Paint Shop Scheduling Optimization

Robotic arms painting a car in a factory

As the project owner, I designed and implemented a simulation-based optimization model to solve a real-world car paint shop scheduling problem, with the primary objective of minimizing color changeover costs and idle times within a highly constrained industrial environment.

This project was conducted in the context of a course on simulation and metaheuristics, and it allowed me to apply a wide range of techniques covered in the curriculum.

The System

The paint shop environment was modeled using a discrete-event simulation framework, capturing operational constraints such as buffer capacity between workstations, priority rules for certain vehicle types, cleaning time between color transitions, and the sequence-dependent nature of changeover costs (e.g., switching from white to black is more costly than from grey to silver).

Methodology

To generate initial schedules, I implemented multiple heuristic approaches including First-Come-First-Served (FCFS), color batching, and greedy lookahead algorithms. To further improve these schedules, I applied simulated annealing, a probabilistic metaheuristic that explores the solution space by accepting not only improvements but occasionally worse solutions to escape local optima. The neighborhood generation mechanisms included random swaps, reinsertions, and batch merges. Temperature decay functions and acceptance criteria were carefully tuned based on empirical testing.

Technologies & Evaluation

Throughout the simulation runs, I evaluated performance using metrics such as total changeover cost, idle machine hours, paint station utilization rates, and the number of color transitions.
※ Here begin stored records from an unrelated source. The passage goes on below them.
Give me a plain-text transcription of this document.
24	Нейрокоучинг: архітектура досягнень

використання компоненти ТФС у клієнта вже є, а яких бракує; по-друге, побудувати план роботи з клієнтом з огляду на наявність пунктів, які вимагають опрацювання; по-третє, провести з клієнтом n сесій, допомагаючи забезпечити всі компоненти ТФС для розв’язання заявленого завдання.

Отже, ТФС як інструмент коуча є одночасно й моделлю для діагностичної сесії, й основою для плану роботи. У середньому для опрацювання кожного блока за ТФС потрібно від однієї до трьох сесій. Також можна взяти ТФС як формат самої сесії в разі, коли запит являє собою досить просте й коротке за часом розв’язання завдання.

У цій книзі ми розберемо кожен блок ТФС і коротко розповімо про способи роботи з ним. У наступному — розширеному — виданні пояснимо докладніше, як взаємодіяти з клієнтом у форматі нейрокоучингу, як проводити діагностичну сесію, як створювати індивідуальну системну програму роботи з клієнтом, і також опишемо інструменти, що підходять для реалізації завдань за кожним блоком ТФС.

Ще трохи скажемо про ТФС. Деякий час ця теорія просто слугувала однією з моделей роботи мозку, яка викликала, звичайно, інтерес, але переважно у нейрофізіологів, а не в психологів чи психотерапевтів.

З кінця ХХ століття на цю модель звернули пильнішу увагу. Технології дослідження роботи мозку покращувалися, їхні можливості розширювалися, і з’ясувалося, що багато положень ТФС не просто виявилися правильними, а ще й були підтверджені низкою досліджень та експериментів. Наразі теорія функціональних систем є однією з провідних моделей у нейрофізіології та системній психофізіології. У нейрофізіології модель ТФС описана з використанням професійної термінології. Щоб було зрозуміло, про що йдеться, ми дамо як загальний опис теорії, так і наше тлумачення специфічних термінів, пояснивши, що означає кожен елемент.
The final model was implemented in Python using NumPy for logic and data manipulation, and Matplotlib to visualize scheduling output in the form of Gantt charts and trend plots. Additionally, Excel was used for validating output data and comparing the performance of different approaches.

Outcome & Impact

The simulated annealing algorithm consistently outperformed static heuristics, achieving up to 40% fewer color changeovers and approximately 25% reduction in idle time under realistic workloads. This project not only deepened my understanding of simulation-based optimization and metaheuristics but also demonstrated how theoretical knowledge from operations research courses can be translated into impactful solutions in a manufacturing context.

β€œIn manufacturing, every minute lost to inefficient scheduling is money wasted. This project proves how smart optimization can paint a different picture.”